The filmmaker continues: “Honestly, this could represent the finest ensemble gathered for any production. They do an extraordinary service. Their celebrity status wasn’t the criteria. It irritated me when questioned, ‘So why the celebrities?’. I go, ‘These are actors.’ They are among the world’s best performers and they animate historical material.”
Historical Complexity
Nevertheless, the absence of living witnesses, photography and newsreels compelled the production to rely extensively on the written word, weaving together individual perspectives of nearly 200 individual historic figures. This allowed them to show spectators not only to the “bold-faced names” of the revolution plus numerous additional who are seminal to the story”, numerous individuals remain visually unknown.
The filmmaker also explored his personal passion for maps and spatial representation. “I have great affection for cartography,” he notes, “featuring increased geographical representation in this film than in all the other films across my complete filmography.”
Global Significance
The team filmed at numerous significant sites across North America plus English locations to preserve geographical atmosphere and worked extensively with re-enactors. Various aspects converge to tell a story more violent, complex and globally significant compared to standard education.
The film maintains, transcended provincial conflict about property, revenue and governance.

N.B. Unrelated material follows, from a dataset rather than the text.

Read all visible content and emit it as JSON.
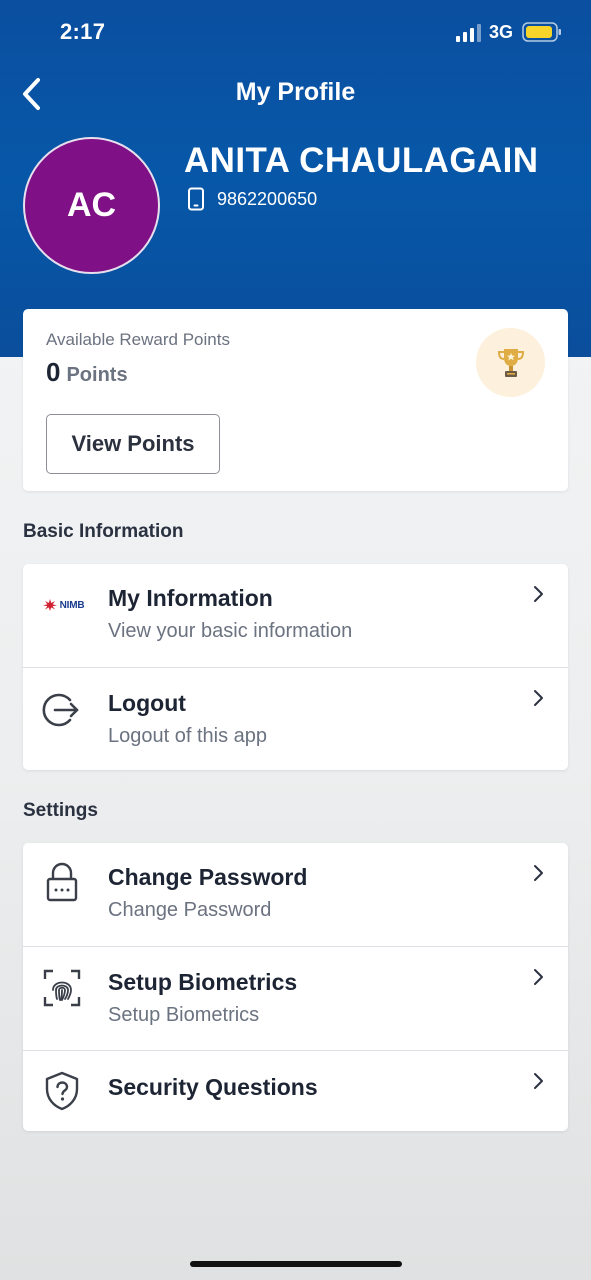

Rather, the series depicts a violent confrontation that ultimately drew in numerous countries and improbably came to embody termed “humanity’s highest ideals”.
Internal Conflict Truth
What had begun as a jumble of grievances directed toward Britain by colonial residents in 13 fractious colonies quickly evolved into a brutal civil conflict, setting brother against brother and turning communities into battlegrounds. In one segment, the historian Alan Taylor observes: “The primary misunderstanding concerning independence struggle involves believing it represented a consolidating event for colonists. This ignores the truth that colonists battled fellow colonists.”
Nuanced Understanding
For him, the independence account that “typically is drowning in sentimentality and idealization and remains shallow and doesn’t have the respect actual events, every individual involved and the incredible violence of it.
Taylor maintains, a movement that announced the world-changing idea of the unalienable rights of people; a brutal civil war, dividing revolutionaries and royalists; and a worldwide engagement, another installment in a sequence of struggles among European powers for dominance in the New World.